When they arrived she went to stay with a member of her family in Illinois, spending time in various jobs before returning to Scotland, where she went to the Plaza Ballroom for a night at the dancing and met her future husband, Robert (Bob) Ward, with whom she was to have two beautiful daughters, Melanie and Angela.
However, life was not about to stand still for Doreen Leighton Ward. After a stint in retail at Patrick Thomson’s, the long-gone popular Edinburgh department store, Doreen took a job across the road at The Scotsman.
She was there from 1960 to 1966, when the newspaper 's circulation almost topped 100,000 and the editor was the great Alastair M Dunnett.
Doreen's daily uniform of tomato-red jersey wool two-piece suited her mass of blonde curls, blue eyes and dancer's figure.
Her job was training and running what was called “the tele ad” department, which was tucked away in a corner of the front office of the newspaper’s imposing North Bridge offices – today the Scotsman Hotel.
Only well-spoken young ladies were accepted to work here and Doreen Leighton Ward gained a reputation as the best tele ad trainer yet seen.

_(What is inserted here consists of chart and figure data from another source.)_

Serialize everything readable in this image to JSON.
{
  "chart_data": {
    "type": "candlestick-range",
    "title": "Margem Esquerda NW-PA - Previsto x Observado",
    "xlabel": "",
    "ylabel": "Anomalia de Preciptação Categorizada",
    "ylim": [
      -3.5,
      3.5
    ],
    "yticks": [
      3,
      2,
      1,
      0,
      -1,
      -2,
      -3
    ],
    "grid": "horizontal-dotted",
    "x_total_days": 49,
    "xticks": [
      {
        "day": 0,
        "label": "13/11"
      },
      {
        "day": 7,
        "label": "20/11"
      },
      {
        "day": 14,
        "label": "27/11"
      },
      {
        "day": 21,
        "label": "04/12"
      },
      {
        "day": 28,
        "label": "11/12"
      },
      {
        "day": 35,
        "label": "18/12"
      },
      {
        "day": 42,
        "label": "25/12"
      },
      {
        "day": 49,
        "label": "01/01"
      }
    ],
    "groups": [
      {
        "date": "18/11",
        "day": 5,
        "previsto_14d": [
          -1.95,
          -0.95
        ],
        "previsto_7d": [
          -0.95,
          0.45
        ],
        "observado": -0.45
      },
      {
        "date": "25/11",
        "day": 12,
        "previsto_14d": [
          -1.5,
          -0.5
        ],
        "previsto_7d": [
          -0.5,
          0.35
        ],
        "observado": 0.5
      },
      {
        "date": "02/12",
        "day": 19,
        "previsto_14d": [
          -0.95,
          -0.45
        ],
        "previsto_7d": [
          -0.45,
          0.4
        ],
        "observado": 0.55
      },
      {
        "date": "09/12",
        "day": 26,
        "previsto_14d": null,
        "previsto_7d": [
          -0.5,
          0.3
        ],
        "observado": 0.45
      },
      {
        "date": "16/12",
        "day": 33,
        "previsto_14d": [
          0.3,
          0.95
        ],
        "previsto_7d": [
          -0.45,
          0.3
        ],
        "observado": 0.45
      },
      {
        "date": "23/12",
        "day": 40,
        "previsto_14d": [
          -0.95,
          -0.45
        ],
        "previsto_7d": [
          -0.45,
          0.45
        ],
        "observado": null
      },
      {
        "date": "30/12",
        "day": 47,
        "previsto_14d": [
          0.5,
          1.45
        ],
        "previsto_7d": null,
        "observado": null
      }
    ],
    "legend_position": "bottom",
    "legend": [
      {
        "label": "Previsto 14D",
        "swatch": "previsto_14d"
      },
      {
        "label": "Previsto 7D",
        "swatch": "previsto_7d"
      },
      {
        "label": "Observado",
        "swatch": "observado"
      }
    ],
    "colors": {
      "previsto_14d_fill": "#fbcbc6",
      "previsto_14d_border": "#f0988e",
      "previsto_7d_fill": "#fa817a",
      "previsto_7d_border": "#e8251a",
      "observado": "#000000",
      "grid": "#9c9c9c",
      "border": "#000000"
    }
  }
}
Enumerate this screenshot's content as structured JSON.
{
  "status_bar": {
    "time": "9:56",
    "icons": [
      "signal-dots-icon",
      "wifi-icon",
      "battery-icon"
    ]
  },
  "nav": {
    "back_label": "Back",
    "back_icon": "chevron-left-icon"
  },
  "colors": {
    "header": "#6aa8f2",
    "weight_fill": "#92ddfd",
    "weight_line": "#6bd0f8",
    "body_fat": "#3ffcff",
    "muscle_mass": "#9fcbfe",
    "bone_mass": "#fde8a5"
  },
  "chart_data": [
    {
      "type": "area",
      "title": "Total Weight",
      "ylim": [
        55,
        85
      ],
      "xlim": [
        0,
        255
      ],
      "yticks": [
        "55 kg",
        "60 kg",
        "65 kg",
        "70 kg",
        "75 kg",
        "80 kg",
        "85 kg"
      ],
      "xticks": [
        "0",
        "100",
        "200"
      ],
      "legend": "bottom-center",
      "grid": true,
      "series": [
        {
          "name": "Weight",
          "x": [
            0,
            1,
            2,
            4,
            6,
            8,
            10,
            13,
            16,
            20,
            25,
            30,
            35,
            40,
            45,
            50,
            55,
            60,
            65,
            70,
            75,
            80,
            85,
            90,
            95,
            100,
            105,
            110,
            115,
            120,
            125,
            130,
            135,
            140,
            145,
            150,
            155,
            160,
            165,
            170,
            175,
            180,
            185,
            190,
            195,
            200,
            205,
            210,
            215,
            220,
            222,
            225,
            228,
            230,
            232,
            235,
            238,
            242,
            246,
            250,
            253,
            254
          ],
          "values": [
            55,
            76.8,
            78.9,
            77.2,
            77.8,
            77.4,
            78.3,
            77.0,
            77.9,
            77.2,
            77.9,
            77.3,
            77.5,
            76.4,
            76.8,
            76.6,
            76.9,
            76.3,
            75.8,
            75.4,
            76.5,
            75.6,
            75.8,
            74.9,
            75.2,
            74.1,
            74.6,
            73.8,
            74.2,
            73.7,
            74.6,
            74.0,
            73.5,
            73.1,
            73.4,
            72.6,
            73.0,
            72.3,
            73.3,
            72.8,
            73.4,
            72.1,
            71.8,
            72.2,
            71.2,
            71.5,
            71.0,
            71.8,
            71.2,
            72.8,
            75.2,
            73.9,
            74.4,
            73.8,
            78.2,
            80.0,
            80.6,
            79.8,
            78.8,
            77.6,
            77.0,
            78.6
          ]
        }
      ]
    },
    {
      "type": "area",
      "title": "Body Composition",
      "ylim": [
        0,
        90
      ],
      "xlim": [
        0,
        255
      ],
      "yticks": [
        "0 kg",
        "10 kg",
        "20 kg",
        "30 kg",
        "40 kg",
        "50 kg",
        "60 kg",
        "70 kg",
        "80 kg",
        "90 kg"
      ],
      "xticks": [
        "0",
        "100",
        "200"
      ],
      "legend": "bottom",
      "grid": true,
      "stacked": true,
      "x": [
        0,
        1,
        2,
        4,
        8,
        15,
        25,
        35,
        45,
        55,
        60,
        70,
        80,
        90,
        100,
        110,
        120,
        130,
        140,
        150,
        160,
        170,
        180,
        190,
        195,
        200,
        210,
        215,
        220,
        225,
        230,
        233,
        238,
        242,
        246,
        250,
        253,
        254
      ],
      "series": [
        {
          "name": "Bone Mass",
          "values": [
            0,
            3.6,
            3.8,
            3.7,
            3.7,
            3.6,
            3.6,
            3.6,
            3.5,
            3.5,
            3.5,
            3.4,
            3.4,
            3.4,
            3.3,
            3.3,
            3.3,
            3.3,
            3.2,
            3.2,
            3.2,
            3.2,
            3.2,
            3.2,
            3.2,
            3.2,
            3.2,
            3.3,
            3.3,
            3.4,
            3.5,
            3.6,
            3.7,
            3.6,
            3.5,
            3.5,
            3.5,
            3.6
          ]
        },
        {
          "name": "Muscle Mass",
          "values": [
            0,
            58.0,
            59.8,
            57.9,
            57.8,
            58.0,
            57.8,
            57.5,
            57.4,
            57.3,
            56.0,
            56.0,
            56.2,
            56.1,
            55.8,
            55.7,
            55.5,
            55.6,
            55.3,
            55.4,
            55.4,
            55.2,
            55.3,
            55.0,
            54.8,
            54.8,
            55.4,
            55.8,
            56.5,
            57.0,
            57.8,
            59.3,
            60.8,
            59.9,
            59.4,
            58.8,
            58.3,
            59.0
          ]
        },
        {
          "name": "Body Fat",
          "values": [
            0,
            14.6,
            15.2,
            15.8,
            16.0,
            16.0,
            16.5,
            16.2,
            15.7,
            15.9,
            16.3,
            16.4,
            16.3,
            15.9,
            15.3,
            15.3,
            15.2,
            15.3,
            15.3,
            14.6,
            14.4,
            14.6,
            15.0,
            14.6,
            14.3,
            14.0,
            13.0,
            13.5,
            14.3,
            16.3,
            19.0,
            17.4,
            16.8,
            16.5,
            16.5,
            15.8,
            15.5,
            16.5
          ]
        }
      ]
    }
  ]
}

Her team adored her, although she never shared the fact that she had been on the stage, She epitomised professionalism.
And she was responsible to employing yours truly, training me in telephone selling and dealing with a variety of customers selling used cars and advertising births , marriages and deaths and, quite simply, people.
After her family came along, and once time allowed, Doreen became one of the Ladies of the Court at Dalhousie Castle, which held successful medieval parties as guests quaffed mead served by pretty costumed wenches and the beautiful ladies of the Court sang to entertain them.
Still not content to grow old gracefully, Doreen returned to dance classes and drama classes at the Theatre School in Stockbridge, Edinburgh, becoming a client at the famous Pat Lovat entertainment agency from whence she graduated to extra work in the popular TV series of the day, such as Taggart, while in Take the High Road she played Mrs McPhee.
In 1991 she achieved great success as the Duchess in An Ideal Husband at the Royal Lyceum Theatre and appearances in STV's popular Hogmanay shows followed.
Coincidentally, it was back at the Festival Theatre that she became involved with a programme called An audience with… which involved former theatre dancers getting together and putting their tap shoes back on.
A special TV programme captured the event and viewers could see the mature ladies still dancing their hearts out – within acceptable limits.
Doreen was able to add yet another credit to her theatre life when she was asked to recreate a dance routine she had designed called Mood Indigo and she was thrilled when the project came to fruition with a young team. She was also invited to be a part of the Leith Festival in 2018 at their Hidden Door Festival and did some choreography work for The Last Post at the Edinburgh Festival Fringe in 2017.
During the time of the Festival Theatre initiative, rehearsal facilities became scarce, meaning the mature dancers had nowhere to go. This did not daunt Doreen. She somehow managed to locate and borrow essential tap mats so that tap shoes could be utilised.
She then then invited her students to continue their classes at her Edinburgh home, placing the mats on her immaculate kitchen floor.
These students she renamed The Kitchenettes; once again Doreen Leighton Ward had found a recipe for success with a brilliant idea.
It was just another facet in the life of a much-loved, popular Edinburgh lady of talent for whom entertainment was a very happy way of life, both in the theatre and, for a brief spell, at The Scotsman.
Doreen was pre-deceased by husband Robert and is survived by her daughters Melanie, who became a solicitor, and Angela, a child carer.